Since we entered the propane game last year, we’ve learned a few truths about the gas: People love the Hank Hill zingers (“propane and propane accessories”). If you want some cheap retail LPG, move to Nebraska. And chicken farmers like to burn propane to keep the poultry warm.
Propane heat in the chickenhouse has the same advantages of propane heat in your house: the fuel is easily transported and provides warmth off the grid. It’s one of a few agricultural uses, which account for 6-percent of the country’s total demand. (Crop drying is a real biggie.) The poultry industry on the DelMarVa peninsula is a big propane customer.
And so are the poultry raisers in the Shenandoah Valley of Virginia. One farmer said he expects to burn upwards of 10,000 gallons because of this nasty winter, according to a local ABC-affiliate, WHSV. And with propane prices on the rise, there is now talk of forming an agricultural co-operative to reduce costs.

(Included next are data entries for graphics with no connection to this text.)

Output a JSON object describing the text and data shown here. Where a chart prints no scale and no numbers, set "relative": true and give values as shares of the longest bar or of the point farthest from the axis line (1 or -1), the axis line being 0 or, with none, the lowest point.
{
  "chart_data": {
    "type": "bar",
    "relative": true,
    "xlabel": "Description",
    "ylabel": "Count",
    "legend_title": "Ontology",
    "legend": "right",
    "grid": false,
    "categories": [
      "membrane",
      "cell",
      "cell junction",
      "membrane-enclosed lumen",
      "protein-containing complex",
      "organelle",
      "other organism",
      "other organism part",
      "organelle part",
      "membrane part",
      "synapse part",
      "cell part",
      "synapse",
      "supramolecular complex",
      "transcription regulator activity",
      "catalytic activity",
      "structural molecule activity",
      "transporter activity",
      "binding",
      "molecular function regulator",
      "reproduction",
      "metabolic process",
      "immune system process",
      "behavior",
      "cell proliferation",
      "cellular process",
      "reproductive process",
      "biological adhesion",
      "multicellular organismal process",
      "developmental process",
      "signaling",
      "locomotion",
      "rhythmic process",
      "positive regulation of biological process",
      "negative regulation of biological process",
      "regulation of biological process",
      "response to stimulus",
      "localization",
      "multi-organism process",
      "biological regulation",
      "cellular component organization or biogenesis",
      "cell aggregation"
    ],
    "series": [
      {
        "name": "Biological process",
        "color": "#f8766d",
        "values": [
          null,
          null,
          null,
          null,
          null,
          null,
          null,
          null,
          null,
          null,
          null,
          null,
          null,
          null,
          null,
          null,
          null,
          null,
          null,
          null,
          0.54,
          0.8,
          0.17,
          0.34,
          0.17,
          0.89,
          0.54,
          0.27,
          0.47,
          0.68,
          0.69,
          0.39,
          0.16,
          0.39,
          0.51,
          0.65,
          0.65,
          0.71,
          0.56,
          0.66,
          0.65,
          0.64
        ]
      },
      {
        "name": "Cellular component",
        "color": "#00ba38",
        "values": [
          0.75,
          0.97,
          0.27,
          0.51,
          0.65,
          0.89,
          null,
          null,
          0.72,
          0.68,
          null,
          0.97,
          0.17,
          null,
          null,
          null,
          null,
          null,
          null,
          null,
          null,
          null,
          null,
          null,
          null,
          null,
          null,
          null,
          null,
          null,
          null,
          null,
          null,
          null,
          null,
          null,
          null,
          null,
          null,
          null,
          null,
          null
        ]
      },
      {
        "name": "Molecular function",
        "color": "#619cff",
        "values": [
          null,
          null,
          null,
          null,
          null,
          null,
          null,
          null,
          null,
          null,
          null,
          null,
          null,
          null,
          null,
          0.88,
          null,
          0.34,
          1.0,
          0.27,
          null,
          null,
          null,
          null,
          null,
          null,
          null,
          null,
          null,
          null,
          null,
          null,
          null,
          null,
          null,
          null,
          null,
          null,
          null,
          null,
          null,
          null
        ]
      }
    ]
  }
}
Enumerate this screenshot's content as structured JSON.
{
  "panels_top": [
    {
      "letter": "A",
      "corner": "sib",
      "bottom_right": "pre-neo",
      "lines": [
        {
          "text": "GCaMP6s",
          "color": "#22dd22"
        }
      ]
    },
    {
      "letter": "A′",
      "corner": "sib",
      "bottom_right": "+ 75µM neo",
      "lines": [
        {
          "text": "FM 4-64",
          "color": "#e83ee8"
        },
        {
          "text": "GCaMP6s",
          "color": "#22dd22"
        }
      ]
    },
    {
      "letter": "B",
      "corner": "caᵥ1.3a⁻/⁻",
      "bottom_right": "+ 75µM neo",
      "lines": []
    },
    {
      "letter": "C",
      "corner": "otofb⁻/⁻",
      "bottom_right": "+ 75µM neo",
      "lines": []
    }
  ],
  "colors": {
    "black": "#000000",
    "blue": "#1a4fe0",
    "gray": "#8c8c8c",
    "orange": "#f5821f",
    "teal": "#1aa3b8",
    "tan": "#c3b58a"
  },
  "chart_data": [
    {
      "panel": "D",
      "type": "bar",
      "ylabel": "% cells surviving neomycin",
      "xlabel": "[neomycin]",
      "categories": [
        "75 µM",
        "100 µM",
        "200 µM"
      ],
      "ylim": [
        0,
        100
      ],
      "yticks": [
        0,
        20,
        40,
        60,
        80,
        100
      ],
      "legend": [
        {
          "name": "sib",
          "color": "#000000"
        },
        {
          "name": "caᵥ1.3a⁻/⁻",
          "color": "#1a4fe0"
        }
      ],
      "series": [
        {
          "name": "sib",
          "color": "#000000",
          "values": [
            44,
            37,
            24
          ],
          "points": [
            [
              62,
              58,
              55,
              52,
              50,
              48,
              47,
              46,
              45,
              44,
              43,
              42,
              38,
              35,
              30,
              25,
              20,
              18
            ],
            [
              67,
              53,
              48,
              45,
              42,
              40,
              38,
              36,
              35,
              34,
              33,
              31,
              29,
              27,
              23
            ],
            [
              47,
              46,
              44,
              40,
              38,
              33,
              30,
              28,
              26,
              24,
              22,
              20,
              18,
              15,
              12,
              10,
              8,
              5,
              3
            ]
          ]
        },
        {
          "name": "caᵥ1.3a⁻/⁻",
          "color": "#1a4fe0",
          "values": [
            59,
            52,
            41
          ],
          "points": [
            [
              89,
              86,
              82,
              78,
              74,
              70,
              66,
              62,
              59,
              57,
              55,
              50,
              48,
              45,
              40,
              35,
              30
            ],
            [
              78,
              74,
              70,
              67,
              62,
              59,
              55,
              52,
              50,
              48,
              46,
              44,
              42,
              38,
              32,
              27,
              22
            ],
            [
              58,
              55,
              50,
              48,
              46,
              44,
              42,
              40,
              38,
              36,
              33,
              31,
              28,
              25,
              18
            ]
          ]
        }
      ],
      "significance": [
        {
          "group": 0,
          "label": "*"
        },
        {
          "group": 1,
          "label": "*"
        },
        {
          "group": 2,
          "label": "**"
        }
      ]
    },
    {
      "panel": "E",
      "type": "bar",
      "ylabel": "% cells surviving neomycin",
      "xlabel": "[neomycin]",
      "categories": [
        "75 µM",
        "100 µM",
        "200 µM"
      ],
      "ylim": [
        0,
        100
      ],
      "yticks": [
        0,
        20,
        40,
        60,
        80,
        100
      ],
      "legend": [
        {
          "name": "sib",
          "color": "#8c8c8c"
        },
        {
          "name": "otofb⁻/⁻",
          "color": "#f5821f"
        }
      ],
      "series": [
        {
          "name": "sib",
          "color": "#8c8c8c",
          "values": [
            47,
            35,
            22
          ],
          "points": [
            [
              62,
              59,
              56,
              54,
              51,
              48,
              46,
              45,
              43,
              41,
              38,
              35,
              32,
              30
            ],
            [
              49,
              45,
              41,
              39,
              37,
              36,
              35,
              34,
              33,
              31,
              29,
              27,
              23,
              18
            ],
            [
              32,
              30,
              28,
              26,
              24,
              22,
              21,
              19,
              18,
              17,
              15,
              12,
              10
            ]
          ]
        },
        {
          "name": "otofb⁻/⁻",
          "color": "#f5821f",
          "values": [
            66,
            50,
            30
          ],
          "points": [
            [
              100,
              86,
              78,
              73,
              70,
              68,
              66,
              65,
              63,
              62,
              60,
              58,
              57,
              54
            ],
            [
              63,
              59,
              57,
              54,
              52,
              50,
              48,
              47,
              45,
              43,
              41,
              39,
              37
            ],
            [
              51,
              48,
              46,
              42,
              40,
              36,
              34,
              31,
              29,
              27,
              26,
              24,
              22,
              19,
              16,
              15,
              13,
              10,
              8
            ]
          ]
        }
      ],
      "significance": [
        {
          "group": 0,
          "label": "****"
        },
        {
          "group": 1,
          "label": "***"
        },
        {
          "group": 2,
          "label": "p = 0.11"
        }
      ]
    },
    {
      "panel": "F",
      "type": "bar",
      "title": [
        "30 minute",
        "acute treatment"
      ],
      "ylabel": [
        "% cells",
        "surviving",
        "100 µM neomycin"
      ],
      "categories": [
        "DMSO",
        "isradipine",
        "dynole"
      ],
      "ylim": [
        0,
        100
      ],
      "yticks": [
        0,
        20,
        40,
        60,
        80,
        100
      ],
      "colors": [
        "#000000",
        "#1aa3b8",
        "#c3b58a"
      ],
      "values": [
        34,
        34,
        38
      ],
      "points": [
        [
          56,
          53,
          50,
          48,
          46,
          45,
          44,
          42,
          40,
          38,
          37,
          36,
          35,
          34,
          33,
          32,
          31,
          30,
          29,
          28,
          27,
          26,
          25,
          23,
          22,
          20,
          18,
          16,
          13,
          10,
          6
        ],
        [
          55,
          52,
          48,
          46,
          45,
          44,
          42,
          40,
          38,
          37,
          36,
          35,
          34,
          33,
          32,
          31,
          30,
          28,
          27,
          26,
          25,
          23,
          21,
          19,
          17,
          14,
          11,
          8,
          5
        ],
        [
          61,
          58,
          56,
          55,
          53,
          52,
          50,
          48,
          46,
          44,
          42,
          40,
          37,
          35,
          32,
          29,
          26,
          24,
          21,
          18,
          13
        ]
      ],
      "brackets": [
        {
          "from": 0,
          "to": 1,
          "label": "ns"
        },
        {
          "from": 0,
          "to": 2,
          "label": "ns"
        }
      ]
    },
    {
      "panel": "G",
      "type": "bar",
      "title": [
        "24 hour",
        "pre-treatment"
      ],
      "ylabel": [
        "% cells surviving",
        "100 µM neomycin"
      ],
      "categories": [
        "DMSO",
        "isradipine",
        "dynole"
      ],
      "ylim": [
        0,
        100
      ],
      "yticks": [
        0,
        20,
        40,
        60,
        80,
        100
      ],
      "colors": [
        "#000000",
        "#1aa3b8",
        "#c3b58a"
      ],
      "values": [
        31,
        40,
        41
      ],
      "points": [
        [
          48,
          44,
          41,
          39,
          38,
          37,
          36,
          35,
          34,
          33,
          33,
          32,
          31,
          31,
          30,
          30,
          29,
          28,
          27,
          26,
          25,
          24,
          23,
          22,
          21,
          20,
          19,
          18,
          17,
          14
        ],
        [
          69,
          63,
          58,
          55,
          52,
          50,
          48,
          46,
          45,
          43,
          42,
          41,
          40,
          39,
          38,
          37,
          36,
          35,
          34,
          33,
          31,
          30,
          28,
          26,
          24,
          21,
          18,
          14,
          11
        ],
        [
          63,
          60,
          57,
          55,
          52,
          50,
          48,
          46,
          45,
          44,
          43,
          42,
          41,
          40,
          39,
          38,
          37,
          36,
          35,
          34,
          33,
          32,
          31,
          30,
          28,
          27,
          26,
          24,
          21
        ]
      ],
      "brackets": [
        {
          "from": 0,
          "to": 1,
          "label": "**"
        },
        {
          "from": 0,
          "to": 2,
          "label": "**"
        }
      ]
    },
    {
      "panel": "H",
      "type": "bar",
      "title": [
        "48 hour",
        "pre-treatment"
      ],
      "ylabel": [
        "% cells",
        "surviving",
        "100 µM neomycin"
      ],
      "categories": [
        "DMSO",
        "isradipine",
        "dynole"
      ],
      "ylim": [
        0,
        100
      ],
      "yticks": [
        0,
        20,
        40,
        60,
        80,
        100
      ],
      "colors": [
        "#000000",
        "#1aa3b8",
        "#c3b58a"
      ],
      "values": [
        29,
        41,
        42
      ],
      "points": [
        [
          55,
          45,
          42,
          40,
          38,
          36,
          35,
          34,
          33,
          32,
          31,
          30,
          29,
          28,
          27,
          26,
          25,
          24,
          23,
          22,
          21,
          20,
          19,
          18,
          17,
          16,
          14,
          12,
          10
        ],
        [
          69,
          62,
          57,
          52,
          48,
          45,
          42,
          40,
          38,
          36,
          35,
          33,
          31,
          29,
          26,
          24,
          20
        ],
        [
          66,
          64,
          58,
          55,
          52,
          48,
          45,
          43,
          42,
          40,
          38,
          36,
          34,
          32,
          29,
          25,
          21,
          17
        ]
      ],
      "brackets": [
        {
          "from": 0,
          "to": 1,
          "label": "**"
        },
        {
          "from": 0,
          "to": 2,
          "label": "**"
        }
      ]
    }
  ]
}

Yesterday, local farmers met at a volunteer fire station to talk up the benefits of co-op buying. With the high-volume burn, these guys already pay wholesale prices, which are about 55 to 60-percent of the retail price — though it remains a larger expense than feed, one farmer said. Buying in big batches has the potential to trim another 30 to 50 cents a gallon, one farmer said. The farmers are planning to regroup soon to work out the details.
So what if consumers got together for collective buying? They do. And it looks like Heat USA.